I suppose I understand the grounds on which one might say that the Apollo programme wasn't worth the cost. It was pretty expensive, and it didn't produce many direct commercial applications, unlike the telecom satellites and so forth that grew out of the orbital space programme. The scientific benefits might not have been entirely achievable with robots at the time, but they would have been if we'd waited a decade or two, and that would no doubt have been cheaper. The space race was a significant battlefield in the cold war, and the American win was one of the most important demonstrations on the international stage that the future belonged to the capitalist democracies rather than to communism; but I suppose one could argue that both the American and Soviet moon programmes were "boondoggles", and that it would have been better if neither had tried. In any case, we don't today regard its strategic value, nor even its scientific value, as the chief justification for the Apollo programme. Rather, we think of sending human beings to walk on the moon a a monumental achievement of human science and engineering with a profound aesthetic and spiritual dimension—a spectacular technological achievement with deep moral implications, like Reims Cathedral but on a much larger scale. But the value of those sorts of things is hard to measure, and not everyone necessarily appreciates them.

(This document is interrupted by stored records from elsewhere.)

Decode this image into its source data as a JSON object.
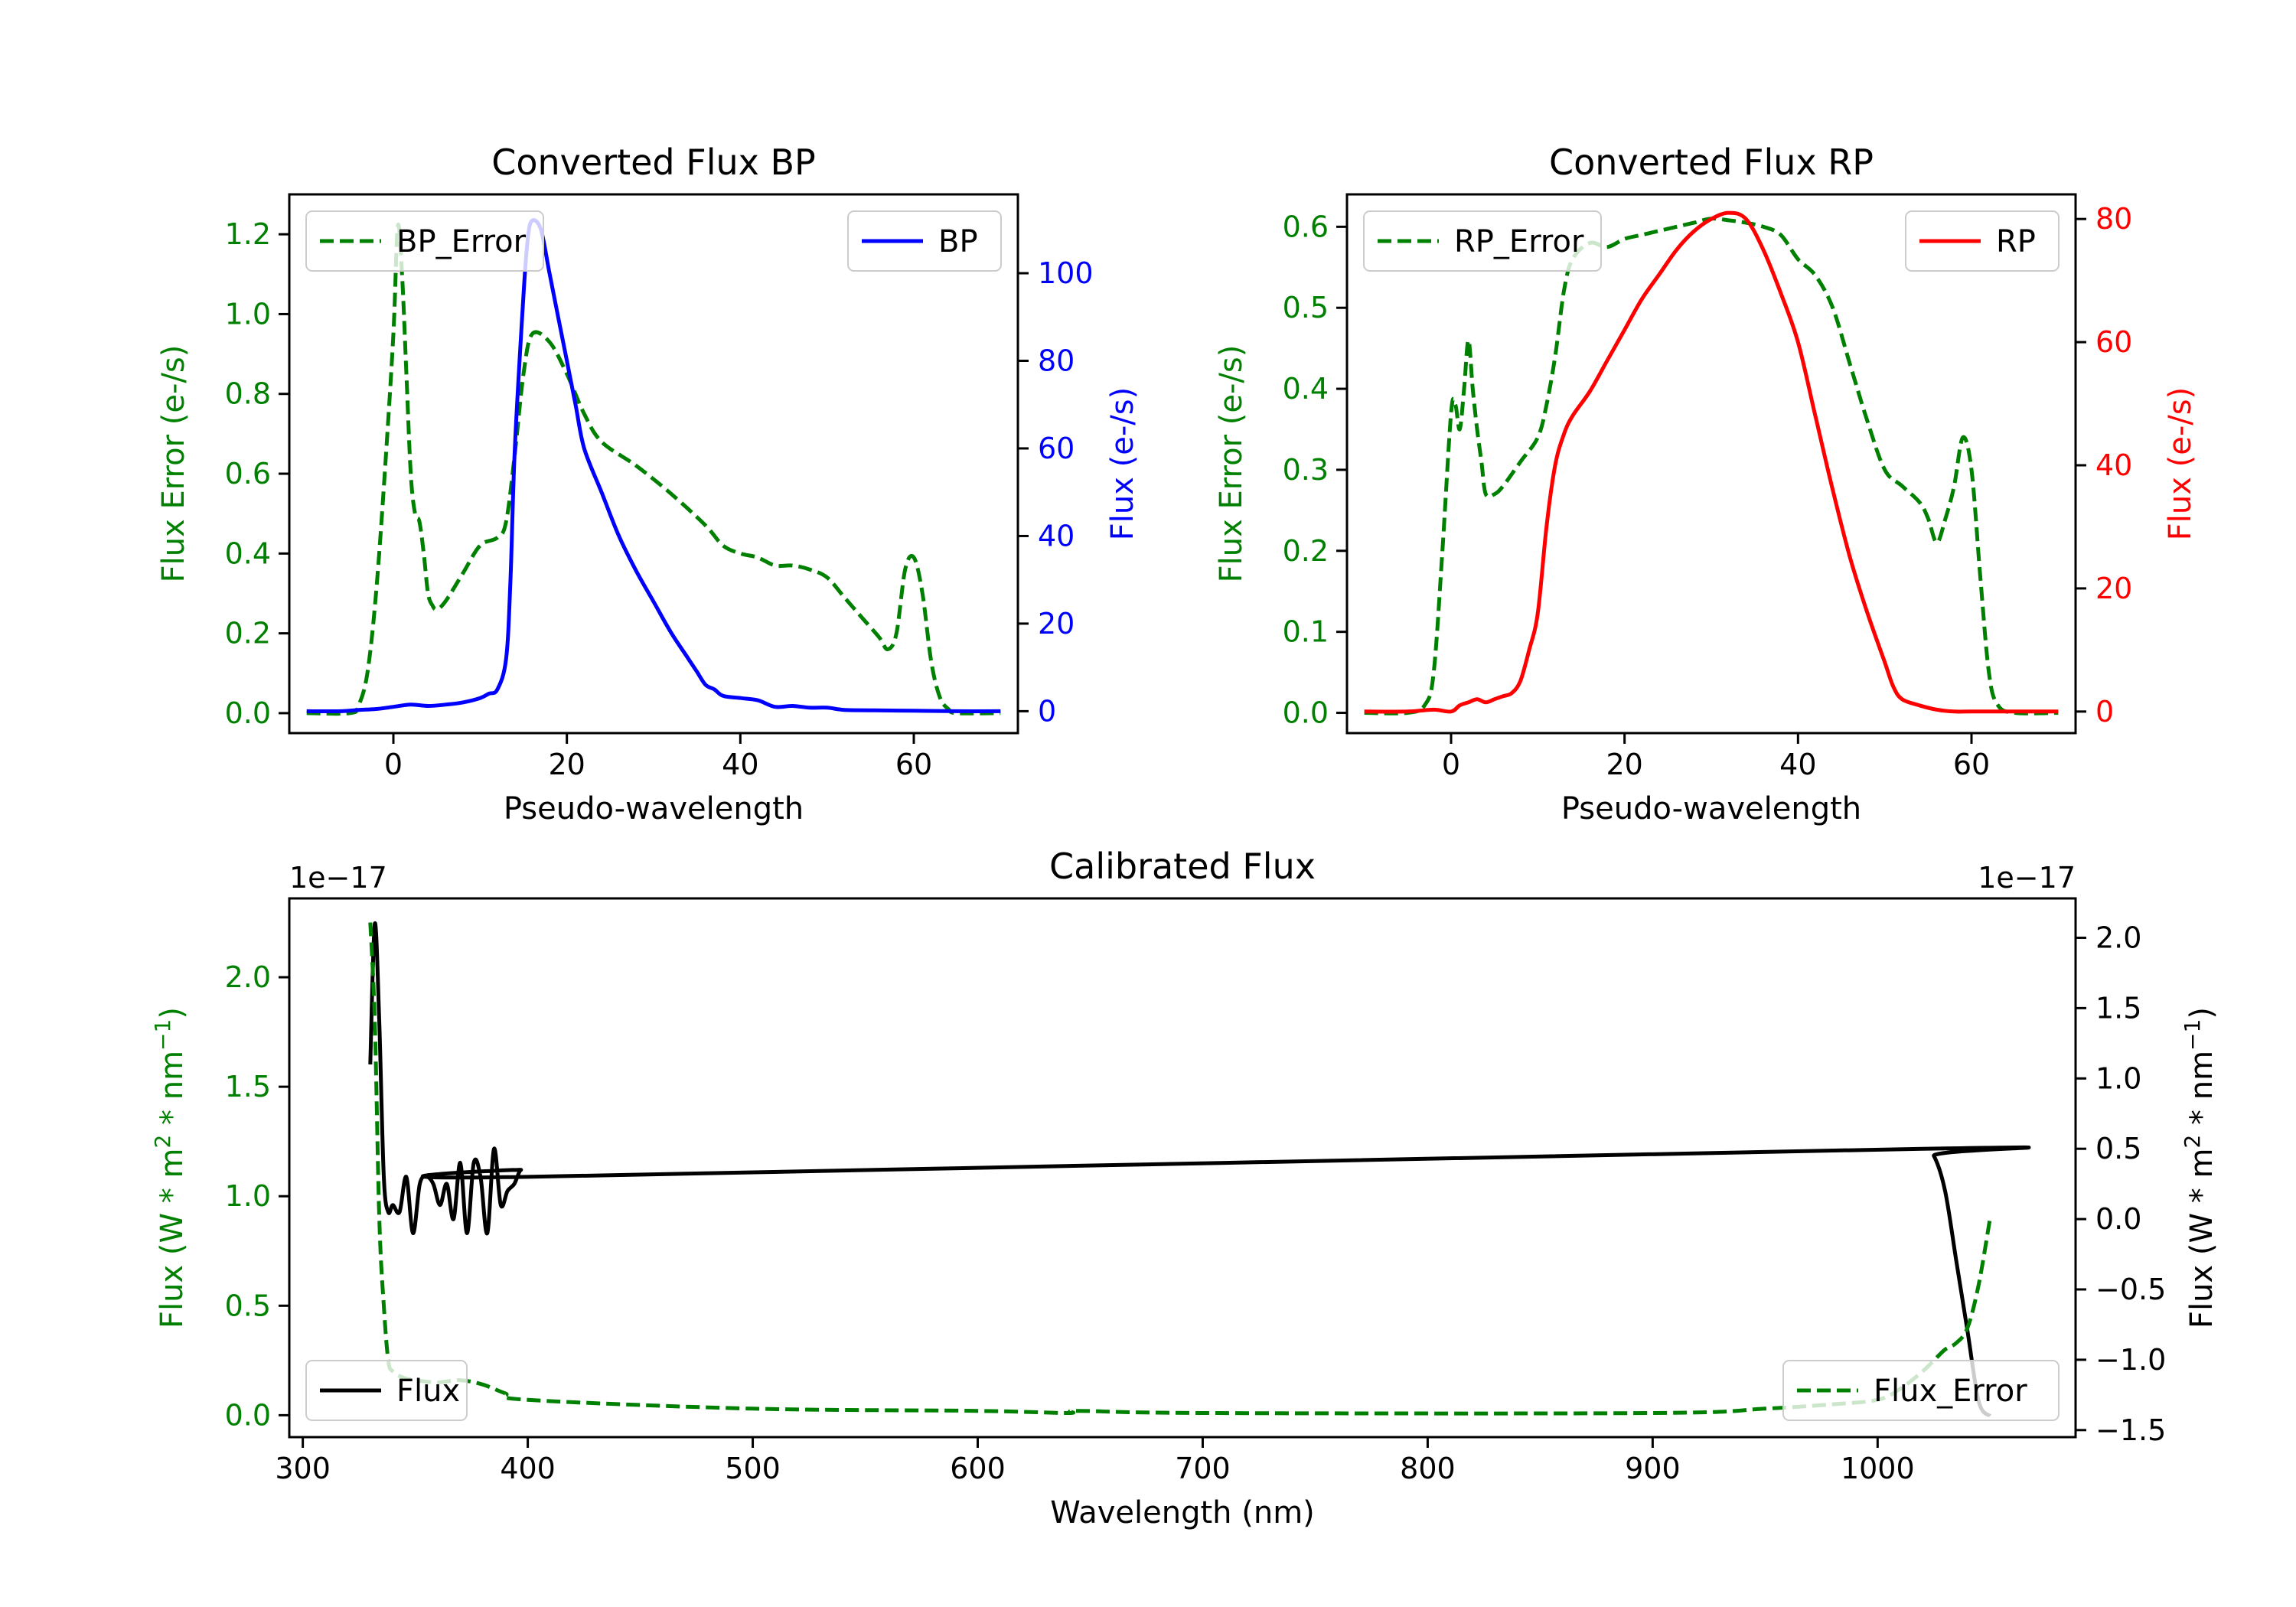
{
  "chart_data": [
    {
      "type": "line",
      "title": "Converted Flux BP",
      "xlabel": "Pseudo-wavelength",
      "ylabel_left": "Flux Error (e-/s)",
      "ylabel_right": "Flux (e-/s)",
      "xlim": [
        -12,
        72
      ],
      "ylim_left": [
        -0.05,
        1.3
      ],
      "ylim_right": [
        -5,
        118
      ],
      "x_ticks": [
        0,
        20,
        40,
        60
      ],
      "y_left_ticks": [
        0.0,
        0.2,
        0.4,
        0.6,
        0.8,
        1.0,
        1.2
      ],
      "y_right_ticks": [
        0,
        20,
        40,
        60,
        80,
        100
      ],
      "legend_left": "BP_Error",
      "legend_right": "BP",
      "colors": {
        "left_axis": "#008000",
        "right_axis": "#0000ff",
        "error": "#008000",
        "flux": "#0000ff"
      },
      "series": [
        {
          "name": "BP_Error",
          "axis": "left",
          "style": "dashed",
          "color": "#008000",
          "x": [
            -10,
            -5,
            -4,
            -3,
            -2,
            -1,
            0,
            0.5,
            1,
            1.5,
            2,
            2.5,
            3,
            3.5,
            4,
            4.5,
            5,
            6,
            8,
            10,
            12,
            13,
            14,
            15,
            16,
            18,
            20,
            22,
            24,
            28,
            32,
            36,
            38,
            40,
            42,
            44,
            46,
            48,
            50,
            52,
            54,
            56,
            57,
            58,
            59,
            60,
            61,
            62,
            63,
            64,
            65,
            70
          ],
          "y": [
            0.0,
            0.0,
            0.02,
            0.1,
            0.3,
            0.6,
            0.95,
            1.22,
            1.1,
            0.85,
            0.6,
            0.5,
            0.48,
            0.4,
            0.3,
            0.27,
            0.26,
            0.28,
            0.35,
            0.42,
            0.44,
            0.48,
            0.65,
            0.85,
            0.95,
            0.93,
            0.85,
            0.75,
            0.68,
            0.62,
            0.55,
            0.47,
            0.42,
            0.4,
            0.39,
            0.37,
            0.37,
            0.36,
            0.34,
            0.29,
            0.24,
            0.19,
            0.16,
            0.2,
            0.36,
            0.39,
            0.3,
            0.13,
            0.04,
            0.01,
            0.0,
            0.0
          ]
        },
        {
          "name": "BP",
          "axis": "right",
          "style": "solid",
          "color": "#0000ff",
          "x": [
            -10,
            -6,
            -4,
            -2,
            0,
            2,
            4,
            6,
            8,
            10,
            11,
            12,
            13,
            13.5,
            14,
            15,
            15.5,
            16,
            17,
            18,
            19,
            20,
            21,
            22,
            24,
            26,
            28,
            30,
            32,
            34,
            35,
            36,
            37,
            38,
            40,
            42,
            44,
            46,
            48,
            50,
            52,
            55,
            60,
            65,
            70
          ],
          "y": [
            0,
            0,
            0.3,
            0.5,
            1,
            1.5,
            1.2,
            1.5,
            2,
            3,
            4,
            5,
            12,
            30,
            60,
            95,
            108,
            112,
            110,
            100,
            90,
            80,
            70,
            60,
            50,
            40,
            32,
            25,
            18,
            12,
            9,
            6,
            5,
            3.5,
            3,
            2.5,
            1,
            1.2,
            0.8,
            0.8,
            0.3,
            0.2,
            0.1,
            0,
            0
          ]
        }
      ]
    },
    {
      "type": "line",
      "title": "Converted Flux RP",
      "xlabel": "Pseudo-wavelength",
      "ylabel_left": "Flux Error (e-/s)",
      "ylabel_right": "Flux (e-/s)",
      "xlim": [
        -12,
        72
      ],
      "ylim_left": [
        -0.025,
        0.64
      ],
      "ylim_right": [
        -3.5,
        84
      ],
      "x_ticks": [
        0,
        20,
        40,
        60
      ],
      "y_left_ticks": [
        0.0,
        0.1,
        0.2,
        0.3,
        0.4,
        0.5,
        0.6
      ],
      "y_right_ticks": [
        0,
        20,
        40,
        60,
        80
      ],
      "legend_left": "RP_Error",
      "legend_right": "RP",
      "colors": {
        "left_axis": "#008000",
        "right_axis": "#ff0000",
        "error": "#008000",
        "flux": "#ff0000"
      },
      "series": [
        {
          "name": "RP_Error",
          "axis": "left",
          "style": "dashed",
          "color": "#008000",
          "x": [
            -10,
            -5,
            -3,
            -2,
            -1,
            0,
            0.5,
            1,
            1.5,
            2,
            2.5,
            3,
            3.5,
            4,
            5,
            6,
            8,
            10,
            11,
            12,
            13,
            14,
            16,
            18,
            20,
            22,
            24,
            26,
            28,
            30,
            32,
            34,
            36,
            38,
            40,
            42,
            44,
            46,
            48,
            50,
            52,
            54,
            55,
            56,
            57,
            58,
            59,
            60,
            61,
            62,
            63,
            65,
            70
          ],
          "y": [
            0.0,
            0.0,
            0.01,
            0.05,
            0.2,
            0.37,
            0.38,
            0.35,
            0.4,
            0.46,
            0.4,
            0.35,
            0.31,
            0.27,
            0.27,
            0.28,
            0.31,
            0.34,
            0.38,
            0.44,
            0.52,
            0.56,
            0.58,
            0.575,
            0.585,
            0.59,
            0.595,
            0.6,
            0.605,
            0.61,
            0.608,
            0.605,
            0.6,
            0.59,
            0.56,
            0.54,
            0.5,
            0.43,
            0.36,
            0.3,
            0.28,
            0.26,
            0.24,
            0.21,
            0.24,
            0.28,
            0.34,
            0.3,
            0.17,
            0.05,
            0.01,
            0.0,
            0.0
          ]
        },
        {
          "name": "RP",
          "axis": "right",
          "style": "solid",
          "color": "#ff0000",
          "x": [
            -10,
            -5,
            -2,
            0,
            1,
            2,
            3,
            4,
            5,
            6,
            7,
            8,
            9,
            10,
            11,
            12,
            13,
            14,
            16,
            18,
            20,
            22,
            24,
            26,
            28,
            30,
            32,
            34,
            36,
            38,
            40,
            42,
            44,
            46,
            48,
            50,
            51,
            52,
            54,
            56,
            58,
            60,
            65,
            70
          ],
          "y": [
            0,
            0,
            0.3,
            0,
            1.0,
            1.5,
            2.0,
            1.5,
            2.0,
            2.5,
            3,
            5,
            10,
            16,
            30,
            40,
            45,
            48,
            52,
            57,
            62,
            67,
            71,
            75,
            78,
            80,
            81,
            80,
            75,
            68,
            60,
            48,
            36,
            25,
            16,
            8,
            4,
            2,
            1,
            0.3,
            0,
            0,
            0,
            0
          ]
        }
      ]
    },
    {
      "type": "line",
      "title": "Calibrated Flux",
      "xlabel": "Wavelength (nm)",
      "ylabel_left": "Flux (W * m",
      "ylabel_left_unit": "2",
      "ylabel_left_mid": " * nm",
      "ylabel_left_exp": "−1",
      "ylabel_left_end": ")",
      "offset_left": "1e−17",
      "offset_right": "1e−17",
      "xlim": [
        294,
        1088
      ],
      "ylim_left": [
        -0.1,
        2.36
      ],
      "ylim_right": [
        -1.55,
        2.28
      ],
      "x_ticks": [
        300,
        400,
        500,
        600,
        700,
        800,
        900,
        1000
      ],
      "y_left_ticks": [
        0.0,
        0.5,
        1.0,
        1.5,
        2.0
      ],
      "y_right_ticks": [
        -1.5,
        -1.0,
        -0.5,
        0.0,
        0.5,
        1.0,
        1.5,
        2.0
      ],
      "legend_left": "Flux",
      "legend_right": "Flux_Error",
      "colors": {
        "left_axis": "#008000",
        "right_axis": "#000000",
        "error": "#008000",
        "flux": "#000000"
      },
      "series": [
        {
          "name": "Flux",
          "axis": "right",
          "style": "solid",
          "color": "#000000",
          "x": [
            330,
            332,
            334,
            336,
            338,
            340,
            343,
            346,
            349,
            352,
            355,
            358,
            361,
            364,
            367,
            370,
            373,
            376,
            379,
            382,
            385,
            388,
            391,
            394,
            397,
            400,
            1020,
            1025,
            1030,
            1035,
            1040,
            1045,
            1050
          ],
          "y": [
            1.1,
            2.1,
            1.4,
            0.3,
            0.05,
            0.1,
            0.05,
            0.3,
            -0.1,
            0.25,
            0.3,
            0.25,
            0.1,
            0.25,
            0.0,
            0.4,
            -0.1,
            0.4,
            0.3,
            -0.1,
            0.5,
            0.1,
            0.2,
            0.25,
            0.35,
            0.3,
            0.5,
            0.45,
            0.2,
            -0.3,
            -0.8,
            -1.3,
            -1.4
          ]
        },
        {
          "name": "Flux_Error",
          "axis": "left",
          "style": "dashed",
          "color": "#008000",
          "x": [
            330,
            332,
            334,
            336,
            338,
            340,
            345,
            350,
            360,
            370,
            380,
            390,
            400,
            500,
            600,
            640,
            645,
            700,
            900,
            950,
            980,
            1000,
            1010,
            1020,
            1025,
            1030,
            1035,
            1040,
            1045,
            1050
          ],
          "y": [
            2.25,
            1.8,
            0.9,
            0.5,
            0.25,
            0.2,
            0.17,
            0.16,
            0.15,
            0.16,
            0.14,
            0.1,
            0.07,
            0.03,
            0.02,
            0.01,
            0.02,
            0.01,
            0.01,
            0.03,
            0.05,
            0.07,
            0.12,
            0.2,
            0.25,
            0.3,
            0.33,
            0.4,
            0.6,
            0.9
          ]
        }
      ]
    }
  ]
}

Moreover, contrary to popular mythology, the moon shots didn't enjoy overwhelming public support at the time. Opinion polls in the 1960s generally found most people thought the programme to put a man on the moon wasn't worth the money being spent on it. The data isn't unequivocal; 60% to 80% of those polled consistently said they "approved of Apollo", though most disapproved of the price tag. Meanwhile, since 1965, about 80% have consistently said they approve of NASA's current funding levels, even though the public is under the impression that NASA's budget is over 20 times as big a part of federal spending as it actually is (ie, under 1%). This is all a bit hard to put together, but at the least, it does make it hard to say Americans approved of spending what it took to go to the moon.